Knödel und Musikdramen

„Es muss konsistent sein! Es muss konsistent sein!“ Wenn solche Worte auf der Terrasse eines rustikalen fränkischen Brauereigasthofs fallen, geht es nicht um Knödel, die hier sowieso konsistent sind, ob mit Pfifferlingsfüllung oder ohne. Solche Worte sind in der oberfränkischen Provinz nur in jenem Teil der Pfifferlingssaison zu hören, welcher mit den Bayreuther Festspielen zusammenfällt, und nur auf Terrassen, die nicht mehr als zwölf Kilometer vom Grünen Hügel entfernt sind. Man ereifert sich am Nebentisch über „Tristan“. Ich war nicht im „Tristan“ und kann zur Konsistenz nichts sagen, auseinandergefallen ist das Stück aber wohl nicht.

Es sind anspruchsvolle Festspielpilger, die hier am Fichtelgebirge sitzen, echte Opernfreaks, nicht die Adabeis, für die nur die Eröffnungspremiere in Frage kommt, weil sie da in ihren grauenvollen Roben vielleicht für Promis gehalten werden oder wenigstens die Hälse nach echten Promis recken können. Die Hotelgäste im Brauereigasthof, in dem seit 40 Jahren nichts verändert wurde (außer dass es jetzt WLAN und Brennesselgnocchi gibt), machen sich moderat fein, haben ihre Karten selbst bezahlt und kennen die Sänger und Inszenierungen der letzten dreißig Jahre besser als die meisten Kritiker. Sie haben hier anno 1978 noch Simon Estes erlebt, als Holländer!

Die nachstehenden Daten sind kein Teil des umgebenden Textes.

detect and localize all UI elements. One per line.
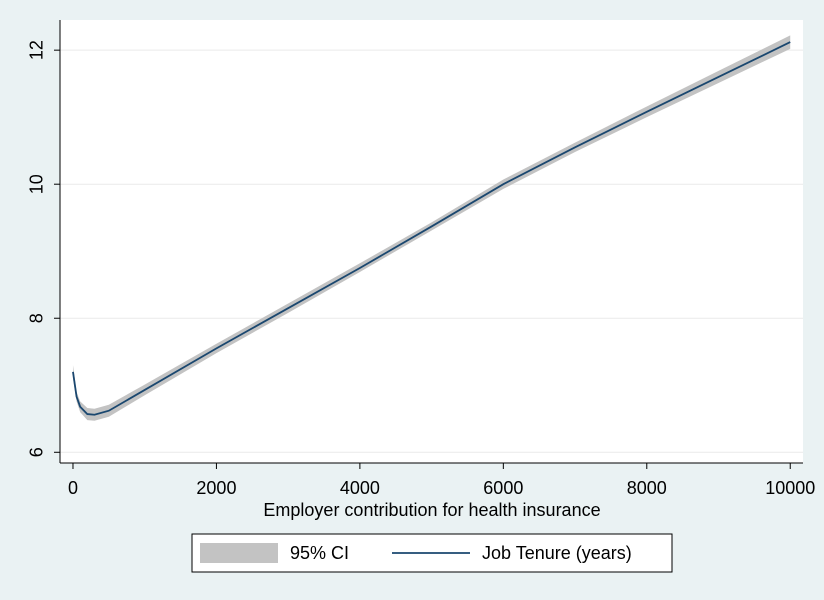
x-tick-label: 10000 [765, 478, 815, 498]
x-axis-label: Employer contribution for health insuran… [263, 500, 600, 520]
y-tick-label: 8 [27, 313, 47, 323]
ci-band [72, 35, 791, 421]
y-tick-label: 6 [27, 447, 47, 457]
y-tick-label: 10 [27, 174, 47, 194]
x-tick-label: 8000 [627, 478, 667, 498]
line [72, 41, 791, 416]
x-tick-label: 6000 [483, 478, 523, 498]
legend-label: Job Tenure (years) [482, 543, 632, 563]
x-tick-label: 0 [68, 478, 78, 498]
x-tick-label: 2000 [196, 478, 236, 498]
y-tick-label: 12 [27, 40, 47, 60]
legend-swatch [200, 543, 278, 563]
x-tick-label: 4000 [340, 478, 380, 498]
legend-label: 95% CI [290, 543, 349, 563]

Das war der erste männliche Afroamerikaner, der da auftrat. Nun also der erste Südkoreaner in dieser Rolle. Ein Gast aus Essen hat sich die Kritikerrunde nach der Premiere im Radio angehört. Dem Koreaner, hätten die Kritiker gerügt, fehle es an Höhe. „So ein Schwachsinn“, heult der Hamburger am nächsten Tisch auf, „gerade die Höhe war gut, gerade die Höhe!“ Ich bin ratlos. Mir hat weder in der Höhe noch in der Tiefe etwas gefehlt. Am nächsten Tag steht in fast allen Kritiken, die Höhen seien prima gewesen, es fehle in der Tiefe. Ich kann verstehen, dass die Festspielgäste ein gewisses Misstrauen gegenüber der Kritik entwickelt haben.

Die Kellnerin verfolgt alle diese Höhen und Tiefen mit großer Befriedigung. Jeder Disput bedeutet noch eine Runde, und wenn die Erinnerungen zurückreichen bis zum Debüt von Anja Silja als Senta anno 1960, werden Obstbrände fällig. Für sie sind alle ihre Sommergäste eine liebenswerte, leicht durchgeknallte Spezies, dank derer man Rücklagen für den Rest des Jahres bilden kann. Und sie passt gut auf sie auf. „Leberknödelsuppe vorm Schäufele? Damit versauen Sie sich den Appetit. Sie sind schon gut, wenn Sie überhaupt das Schäufele schaffen. Und nehmen Sie Bier dazu.“

Ich folge den Anweisungen. Das Schäufele zerfällt vor Zartheit schier in seiner dunklen Soße, von Knödeln umstellt. Es sind wohl nicht bloß Wagners Opern, die die Leute nach Franken locken. Ohne diese Gaststätten wären sie ja gar nicht durchzustehen. Vermutlich gibt es hier noch in hundert Jahren Knödel und Musikdramen. Konsistent, wie sie nun mal sind.